Solar stocks have had a great run so far this year. Strong demand, falling costs, and higher corporate investments supported these renewables in 2019. The Invesco Solar ETF (TAN) is up about 58% year-to-date, notably outperforming the broad market index S&P 500.
Many solar companies reported better-than-expected earnings in the first half of this year. Their respective management teams were upbeat and raised guidance for the rest of the year. Wall Street analysts also seem positive on solar stocks for the next few quarters.
Solar stocks offer solid growth potential
In this story, we’ll look at two solar names that appear well placed in the current scenario. Based on analysts’ estimates, solar panel maker First Solar (FSLR) stock has a mean price target of $77.10 against its current market price of $56.97. This indicates a potential upside of 35% for the next 12 months.
Of the 15 analysts tracking First Solar, three analysts recommend it as a “strong sell,” seven recommend it as a “buy,” and five recommend it as a “hold.” None of the analysts recommended the stock as a “sell” on October 8.
FSLR stock is up more than 35% so far this year, underperforming its peers. FSLR stock peaked to its 52-week high after the company increased its earnings guidance on August 1. However, since then it has corrected approximately 20%. The recent weakness in First Solar could be seen as an opportunity.
Wall Street analysts expect First Solar to report earnings per share of $1.19 in the third quarter, more than double than in Q3 2018. In Q2 2019, the company reported EPS of -$0.18. Apart from the bottom-line numbers, its management commentary for Q4 2019 and fiscal 2020 could drive its stock ahead. First Solar is expected to report its Q3 earnings on October 31.
A recent correction in First Solar stock has made it look attractive from a valuation perspective too. FSLR is currently trading 15x its estimated earnings for the next 12 months, which looks inexpensive compared to its peers. Its five-year historical average is about 22x. Given its estimated earnings growth for the next few years, First Solar stock looks attractively valued.
Solar microinverter maker Enphase Energy (ENPH) is one of the top gainers of 2019, rising more than 400% so far. Analysts have given it a mean price target of $31.10, which indicates a potential upside of 31% for the next year. Among the 10 analysts tracking Enphase, one recommended a “strong buy,” seven recommended a “buy,” one recommended a “hold,” and one recommended as a “sell.”
Enphase Energy stock started off this year below $5.00 and hit an all-time high of $35.40 in late August. Since then, it has fallen more than 30%.
Enphase Energy reported record earnings growth in the last three consecutive quarters. In Q3 2019, analysts expect it to report earnings per share of $0.25 against EPS of $0.04 in Q3 2018. Analysts expect significant earnings growth to continue in Q4 2019 and fiscal 2020.

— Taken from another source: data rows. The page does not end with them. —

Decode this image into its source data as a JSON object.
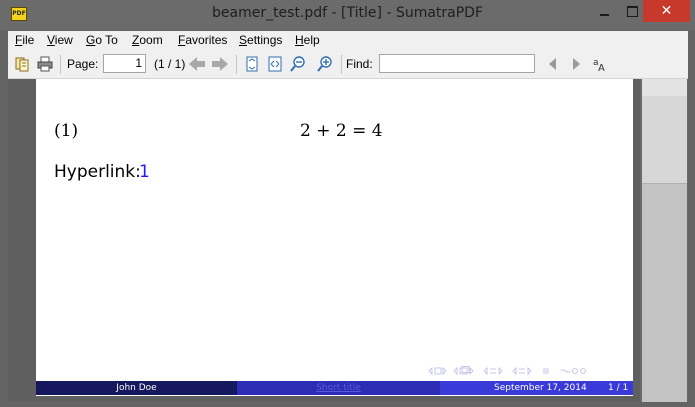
{
  "window": {
    "title": "beamer_test.pdf - [Title] - SumatraPDF",
    "app_icon_text": "PDF",
    "minimize": "",
    "maximize": "",
    "close": "✕"
  },
  "menu": {
    "items": [
      {
        "first": "F",
        "rest": "ile"
      },
      {
        "first": "V",
        "rest": "iew"
      },
      {
        "first": "G",
        "rest": "o To"
      },
      {
        "first": "Z",
        "rest": "oom"
      },
      {
        "first": "F",
        "rest": "avorites"
      },
      {
        "first": "S",
        "rest": "ettings"
      },
      {
        "first": "H",
        "rest": "elp"
      }
    ]
  },
  "toolbar": {
    "page_label": "Page:",
    "page_value": "1",
    "page_total": "(1 / 1)",
    "find_label": "Find:",
    "find_value": ""
  },
  "document": {
    "equation_number": "(1)",
    "equation": "2 + 2 = 4",
    "hyperlink_label": "Hyperlink:",
    "hyperlink_target": "1",
    "footer": {
      "author": "John Doe",
      "short_title": "Short title",
      "date": "September 17, 2014",
      "page": "1 / 1"
    }
  },
  "colors": {
    "footer_author_bg": "#16185e",
    "footer_title_bg": "#2c2cb4",
    "footer_date_bg": "#3a3ad8",
    "hyperlink": "#1c1cff"
  }
}
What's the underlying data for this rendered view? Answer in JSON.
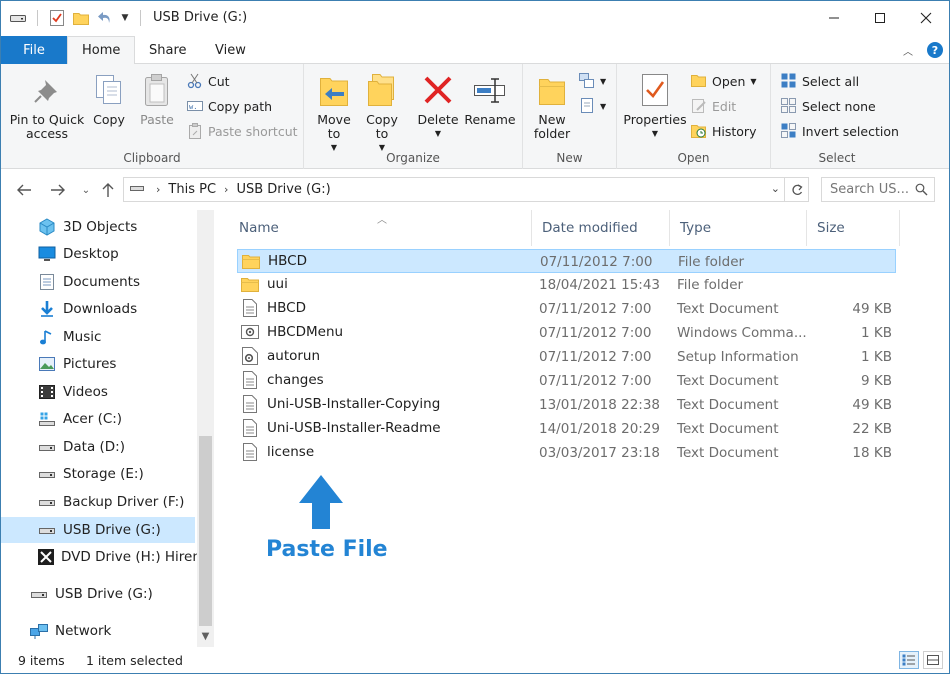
{
  "window": {
    "title": "USB Drive (G:)"
  },
  "ribbon_tabs": {
    "file": "File",
    "home": "Home",
    "share": "Share",
    "view": "View"
  },
  "ribbon": {
    "clipboard": {
      "label": "Clipboard",
      "pin": "Pin to Quick access",
      "copy": "Copy",
      "paste": "Paste",
      "cut": "Cut",
      "copy_path": "Copy path",
      "paste_shortcut": "Paste shortcut"
    },
    "organize": {
      "label": "Organize",
      "move_to": "Move to",
      "copy_to": "Copy to",
      "delete": "Delete",
      "rename": "Rename"
    },
    "new": {
      "label": "New",
      "new_folder": "New folder"
    },
    "open": {
      "label": "Open",
      "properties": "Properties",
      "open": "Open",
      "edit": "Edit",
      "history": "History"
    },
    "select": {
      "label": "Select",
      "select_all": "Select all",
      "select_none": "Select none",
      "invert": "Invert selection"
    }
  },
  "address": {
    "crumbs": [
      "This PC",
      "USB Drive (G:)"
    ],
    "search_placeholder": "Search US..."
  },
  "nav_items": [
    {
      "label": "3D Objects",
      "icon": "3d-objects-icon"
    },
    {
      "label": "Desktop",
      "icon": "desktop-icon"
    },
    {
      "label": "Documents",
      "icon": "documents-icon"
    },
    {
      "label": "Downloads",
      "icon": "downloads-icon"
    },
    {
      "label": "Music",
      "icon": "music-icon"
    },
    {
      "label": "Pictures",
      "icon": "pictures-icon"
    },
    {
      "label": "Videos",
      "icon": "videos-icon"
    },
    {
      "label": "Acer (C:)",
      "icon": "system-drive-icon"
    },
    {
      "label": "Data (D:)",
      "icon": "drive-icon"
    },
    {
      "label": "Storage (E:)",
      "icon": "drive-icon"
    },
    {
      "label": "Backup Driver (F:)",
      "icon": "drive-icon"
    },
    {
      "label": "USB Drive (G:)",
      "icon": "usb-drive-icon"
    },
    {
      "label": "DVD Drive (H:) Hiren's",
      "icon": "dvd-drive-icon"
    },
    {
      "label": "USB Drive (G:)",
      "icon": "usb-drive-icon"
    },
    {
      "label": "Network",
      "icon": "network-icon"
    }
  ],
  "columns": {
    "name": "Name",
    "date": "Date modified",
    "type": "Type",
    "size": "Size"
  },
  "files": [
    {
      "name": "HBCD",
      "date": "07/11/2012 7:00",
      "type": "File folder",
      "size": "",
      "icon": "folder-icon"
    },
    {
      "name": "uui",
      "date": "18/04/2021 15:43",
      "type": "File folder",
      "size": "",
      "icon": "folder-icon"
    },
    {
      "name": "HBCD",
      "date": "07/11/2012 7:00",
      "type": "Text Document",
      "size": "49 KB",
      "icon": "text-document-icon"
    },
    {
      "name": "HBCDMenu",
      "date": "07/11/2012 7:00",
      "type": "Windows Comma...",
      "size": "1 KB",
      "icon": "command-script-icon"
    },
    {
      "name": "autorun",
      "date": "07/11/2012 7:00",
      "type": "Setup Information",
      "size": "1 KB",
      "icon": "setup-info-icon"
    },
    {
      "name": "changes",
      "date": "07/11/2012 7:00",
      "type": "Text Document",
      "size": "9 KB",
      "icon": "text-document-icon"
    },
    {
      "name": "Uni-USB-Installer-Copying",
      "date": "13/01/2018 22:38",
      "type": "Text Document",
      "size": "49 KB",
      "icon": "text-document-icon"
    },
    {
      "name": "Uni-USB-Installer-Readme",
      "date": "14/01/2018 20:29",
      "type": "Text Document",
      "size": "22 KB",
      "icon": "text-document-icon"
    },
    {
      "name": "license",
      "date": "03/03/2017 23:18",
      "type": "Text Document",
      "size": "18 KB",
      "icon": "text-document-icon"
    }
  ],
  "annotation": {
    "label": "Paste File"
  },
  "status": {
    "count": "9 items",
    "selection": "1 item selected"
  },
  "colors": {
    "accent": "#1979ca",
    "selection": "#cce8ff",
    "annotation": "#2384d4"
  }
}
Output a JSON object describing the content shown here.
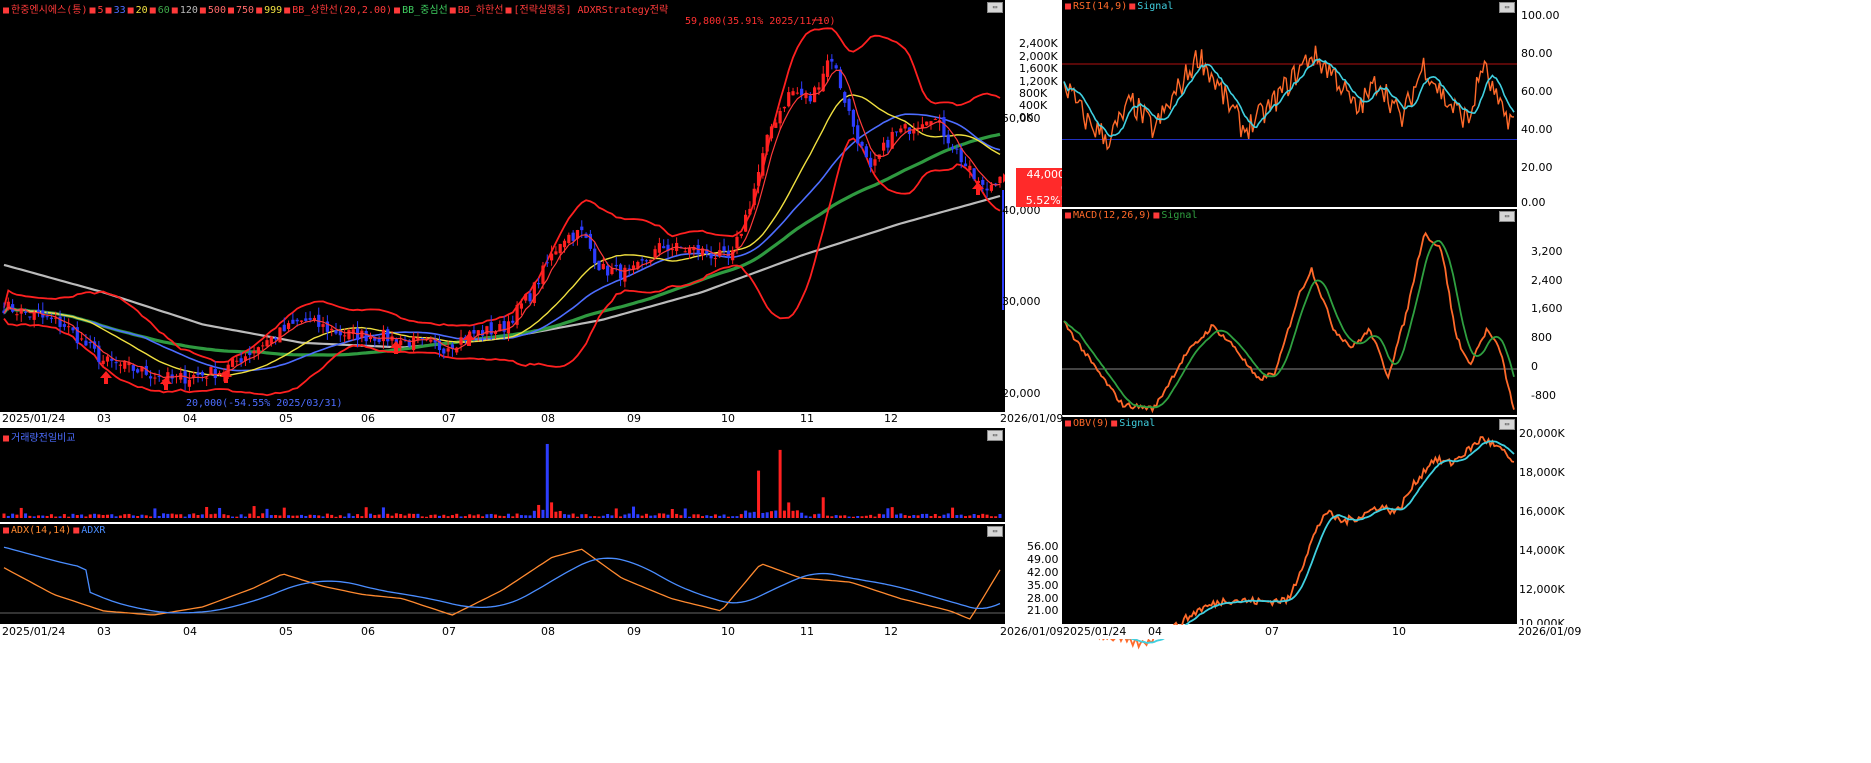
{
  "main_panel": {
    "legend": [
      {
        "text": "한중엔시에스(통)",
        "color": "#ff3a3a"
      },
      {
        "text": "5",
        "color": "#ff3a3a"
      },
      {
        "text": "33",
        "color": "#4d6dff"
      },
      {
        "text": "20",
        "color": "#f0e040"
      },
      {
        "text": "60",
        "color": "#3fa84a"
      },
      {
        "text": "120",
        "color": "#bbbbbb"
      },
      {
        "text": "500",
        "color": "#ff6a6a"
      },
      {
        "text": "750",
        "color": "#ff6a6a"
      },
      {
        "text": "999",
        "color": "#f0e040"
      },
      {
        "text": "BB_상한선(20,2.00)",
        "color": "#ff3a3a"
      },
      {
        "text": "BB_중심선",
        "color": "#3fd060"
      },
      {
        "text": "BB_하한선",
        "color": "#ff3a3a"
      },
      {
        "text": "[전략실행중] ADXRStrategy전략",
        "color": "#ff3a3a"
      }
    ],
    "high_annotation": "59,800(35.91% 2025/11/10)",
    "low_annotation": "20,000(-54.55% 2025/03/31)",
    "price_axis": [
      "50,000",
      "40,000",
      "30,000",
      "20,000"
    ],
    "current_price": "44,000",
    "current_change": "( 5.52%)",
    "x_axis": [
      "2025/01/24",
      "03",
      "04",
      "05",
      "06",
      "07",
      "08",
      "09",
      "10",
      "11",
      "12",
      "2026/01/09"
    ],
    "colors": {
      "up": "#ff2020",
      "down": "#2d3dff",
      "ma5": "#ff3a3a",
      "ma20": "#f0e040",
      "ma60": "#2f9a40",
      "ma120": "#bbbbbb",
      "ma33": "#4d6dff",
      "bb": "#ff2020"
    }
  },
  "volume_panel": {
    "legend": "거래량전일비교",
    "axis": [
      "2,400K",
      "2,000K",
      "1,600K",
      "1,200K",
      "800K",
      "400K",
      "0K"
    ]
  },
  "adx_panel": {
    "legend": [
      {
        "text": "ADX(14,14)",
        "color": "#ff8a30"
      },
      {
        "text": "ADXR",
        "color": "#4a8dff"
      }
    ],
    "axis": [
      "56.00",
      "49.00",
      "42.00",
      "35.00",
      "28.00",
      "21.00"
    ],
    "x_axis": [
      "2025/01/24",
      "03",
      "04",
      "05",
      "06",
      "07",
      "08",
      "09",
      "10",
      "11",
      "12",
      "2026/01/09"
    ]
  },
  "rsi_panel": {
    "legend": [
      {
        "text": "RSI(14,9)",
        "color": "#ff6a2a"
      },
      {
        "text": "Signal",
        "color": "#40d0e0"
      }
    ],
    "axis": [
      "100.00",
      "80.00",
      "60.00",
      "40.00",
      "20.00",
      "0.00"
    ]
  },
  "macd_panel": {
    "legend": [
      {
        "text": "MACD(12,26,9)",
        "color": "#ff6a2a"
      },
      {
        "text": "Signal",
        "color": "#2fa040"
      }
    ],
    "axis": [
      "3,200",
      "2,400",
      "1,600",
      "800",
      "0",
      "-800"
    ]
  },
  "obv_panel": {
    "legend": [
      {
        "text": "OBV(9)",
        "color": "#ff6a2a"
      },
      {
        "text": "Signal",
        "color": "#40d0e0"
      }
    ],
    "axis": [
      "20,000K",
      "18,000K",
      "16,000K",
      "14,000K",
      "12,000K",
      "10,000K"
    ],
    "x_axis": [
      "2025/01/24",
      "04",
      "07",
      "10",
      "2026/01/09"
    ]
  }
}
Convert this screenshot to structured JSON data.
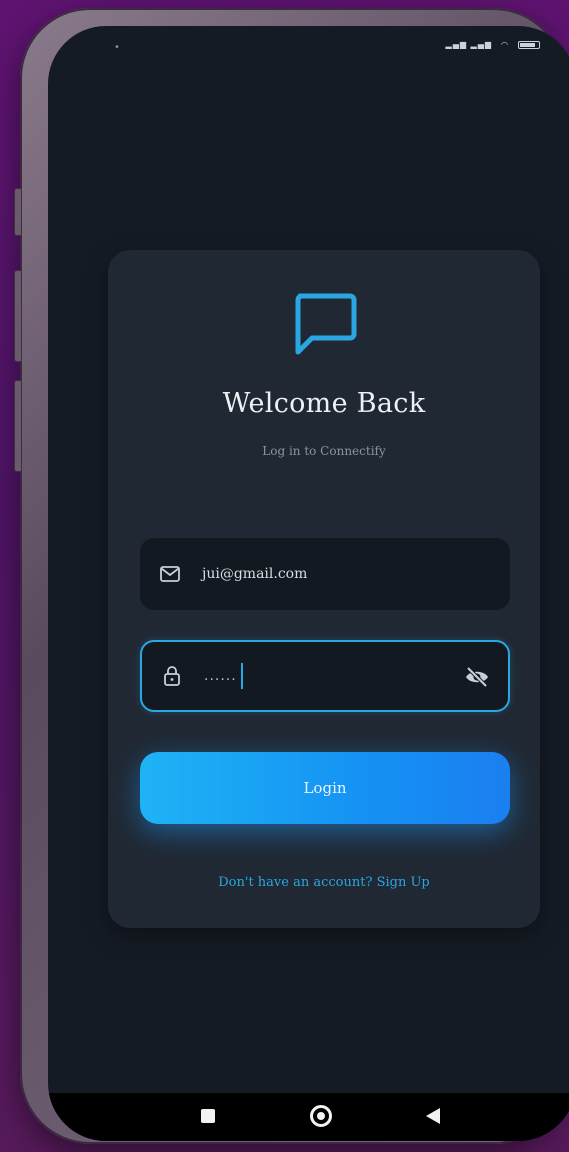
{
  "app": {
    "name": "Connectify"
  },
  "login": {
    "title": "Welcome Back",
    "subtitle": "Log in to Connectify",
    "email_value": "jui@gmail.com",
    "password_masked": "......",
    "login_label": "Login",
    "signup_prompt": "Don't have an account?",
    "signup_link": "Sign Up"
  },
  "icons": {
    "logo": "chat-bubble-icon",
    "email": "mail-icon",
    "password": "lock-icon",
    "visibility": "eye-off-icon"
  },
  "colors": {
    "accent": "#2aa7e3",
    "background": "#151b24",
    "card": "#202833",
    "field": "#131920",
    "button_gradient_start": "#1fb3f5",
    "button_gradient_end": "#1a7ff0"
  }
}
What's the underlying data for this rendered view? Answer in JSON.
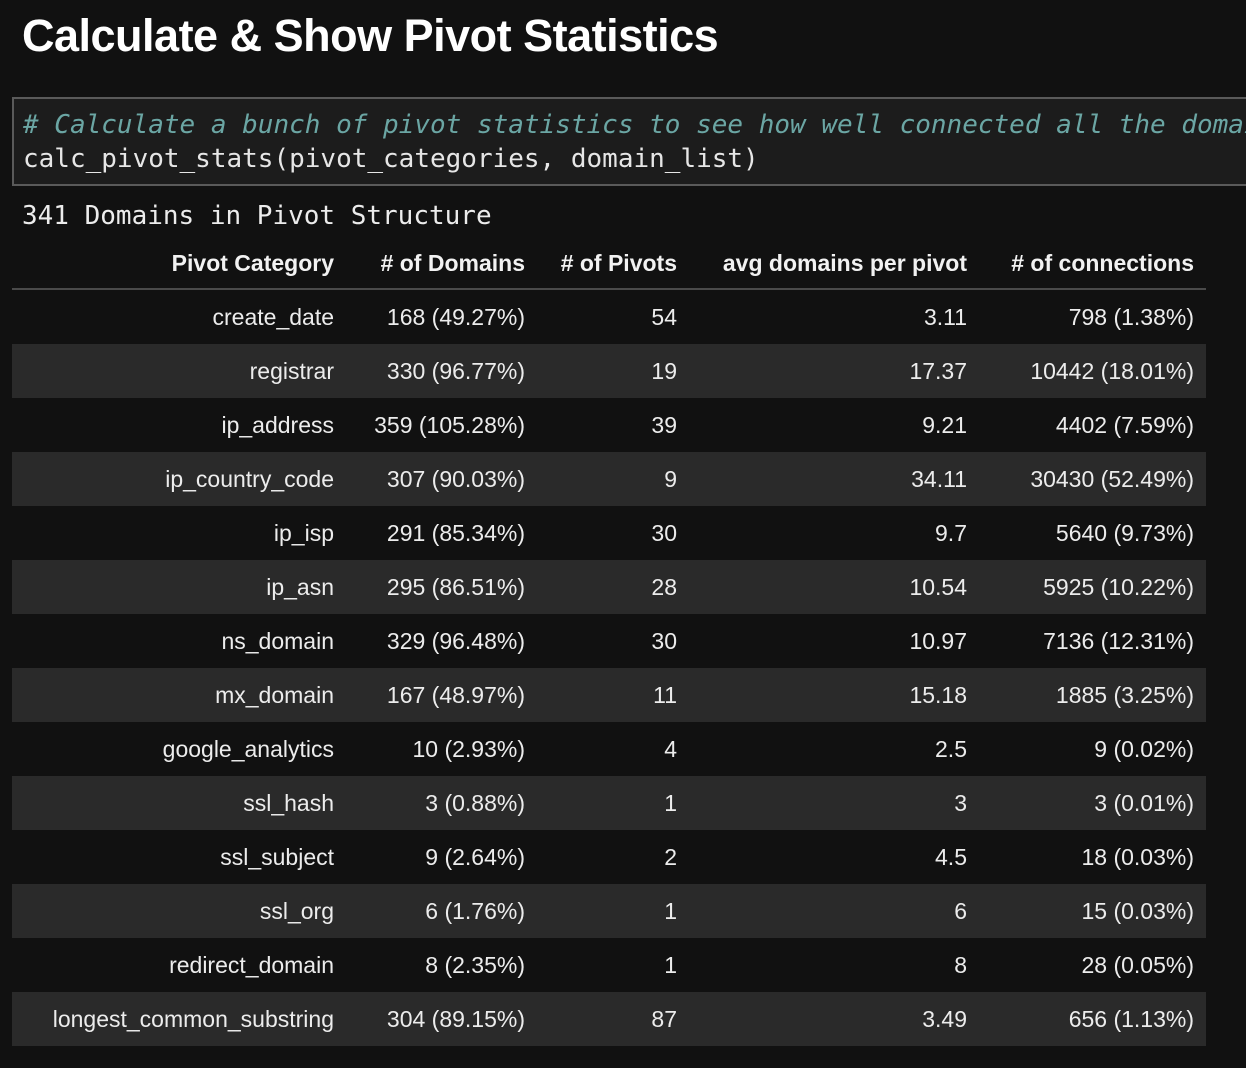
{
  "heading": "Calculate & Show Pivot Statistics",
  "code": {
    "comment": "# Calculate a bunch of pivot statistics to see how well connected all the domains are",
    "call": "calc_pivot_stats(pivot_categories, domain_list)"
  },
  "output": {
    "title": "341 Domains in Pivot Structure",
    "columns": [
      "Pivot Category",
      "# of Domains",
      "# of Pivots",
      "avg domains per pivot",
      "# of connections"
    ],
    "rows": [
      [
        "create_date",
        "168 (49.27%)",
        "54",
        "3.11",
        "798 (1.38%)"
      ],
      [
        "registrar",
        "330 (96.77%)",
        "19",
        "17.37",
        "10442 (18.01%)"
      ],
      [
        "ip_address",
        "359 (105.28%)",
        "39",
        "9.21",
        "4402 (7.59%)"
      ],
      [
        "ip_country_code",
        "307 (90.03%)",
        "9",
        "34.11",
        "30430 (52.49%)"
      ],
      [
        "ip_isp",
        "291 (85.34%)",
        "30",
        "9.7",
        "5640 (9.73%)"
      ],
      [
        "ip_asn",
        "295 (86.51%)",
        "28",
        "10.54",
        "5925 (10.22%)"
      ],
      [
        "ns_domain",
        "329 (96.48%)",
        "30",
        "10.97",
        "7136 (12.31%)"
      ],
      [
        "mx_domain",
        "167 (48.97%)",
        "11",
        "15.18",
        "1885 (3.25%)"
      ],
      [
        "google_analytics",
        "10 (2.93%)",
        "4",
        "2.5",
        "9 (0.02%)"
      ],
      [
        "ssl_hash",
        "3 (0.88%)",
        "1",
        "3",
        "3 (0.01%)"
      ],
      [
        "ssl_subject",
        "9 (2.64%)",
        "2",
        "4.5",
        "18 (0.03%)"
      ],
      [
        "ssl_org",
        "6 (1.76%)",
        "1",
        "6",
        "15 (0.03%)"
      ],
      [
        "redirect_domain",
        "8 (2.35%)",
        "1",
        "8",
        "28 (0.05%)"
      ],
      [
        "longest_common_substring",
        "304 (89.15%)",
        "87",
        "3.49",
        "656 (1.13%)"
      ]
    ]
  },
  "colors": {
    "background": "#111111",
    "stripe": "#2a2a2a",
    "comment": "#6ba6a4",
    "code_cell_border": "#5a5a5a"
  }
}
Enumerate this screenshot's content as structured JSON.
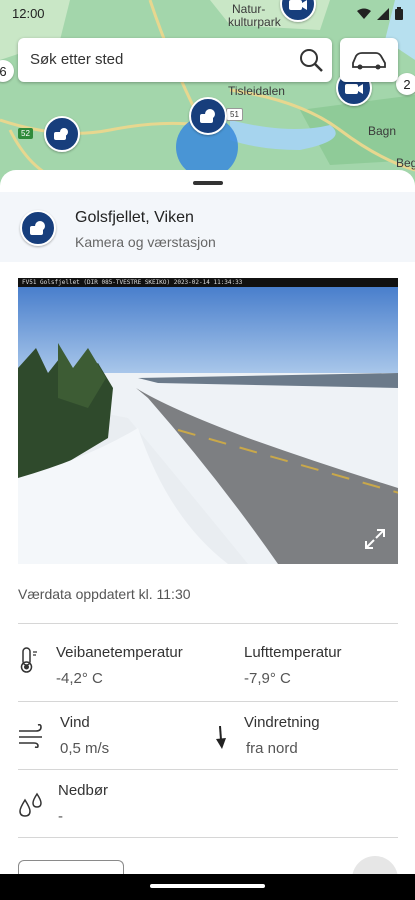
{
  "status_bar": {
    "time": "12:00"
  },
  "map": {
    "labels": {
      "natur": "Natur-",
      "kulturpark": "kulturpark",
      "tisleidalen": "Tisleidalen",
      "bagn": "Bagn",
      "beg": "Beg"
    },
    "road_number": "52",
    "marker_number": "51",
    "cluster_count_left": "6",
    "cluster_count_right": "2"
  },
  "search": {
    "placeholder": "Søk etter sted"
  },
  "location": {
    "title": "Golsfjellet, Viken",
    "subtitle": "Kamera og værstasjon"
  },
  "camera": {
    "caption": "FV51 Golsfjellet  (DIR 085-TVESTRE  SKEIKO)  2023-02-14 11:34:33"
  },
  "weather": {
    "updated": "Værdata oppdatert kl. 11:30",
    "road_temp_label": "Veibanetemperatur",
    "road_temp_value": "-4,2° C",
    "air_temp_label": "Lufttemperatur",
    "air_temp_value": "-7,9° C",
    "wind_label": "Vind",
    "wind_value": "0,5 m/s",
    "wind_dir_label": "Vindretning",
    "wind_dir_value": "fra nord",
    "precip_label": "Nedbør",
    "precip_value": "-"
  },
  "colors": {
    "brand": "#173e7c",
    "halo": "#3a8adc",
    "map_green": "#9fd3a8"
  }
}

Enphase Energy stock is currently trading at a price-to-earnings valuation of 25x its forward earnings. This looks a bit expensive compared to its peer solar stocks. But given the huge growth potential, we believe the current valuation looks warranted.
SolarEdge Technologies (SEDG), Enphase’s peer solar inverter maker, is trading at a PE valuation of 20x its estimated earnings. SolarEdge stock has rallied more than 140% so far this year. You can read more about SolarEdge stock in SolarEdge Stock Reaches All-Time High: Where to Now?
First Solar and Enphase Energy stocks collectively form 15% of the Invesco Solar ETF (TAN).
Strong demand for solar energy
The Solar Market Insight Report by Wood Mackenzie and SEIA, which was released last month, portrayed a promising picture of the solar industry. It estimated total PV (photovoltaic) installations to more than double in the country in the next five years.
Residential solar installations in the second quarter of 2019 grew 3% compared to the first quarter and 8% compared to Q2 2018. So, the strong demand for solar and production rampups could bode well for solar companies’ bottom lines in the next few quarters.
Solar companies are still in a somewhat emerging stage and can be considered relatively risky. Trade uncertainties and the global economic slowdown could have a negative impact on these stocks. The third-quarter earnings and the management outlook for the next few quarters should show us a clearer path for solar stocks going forward.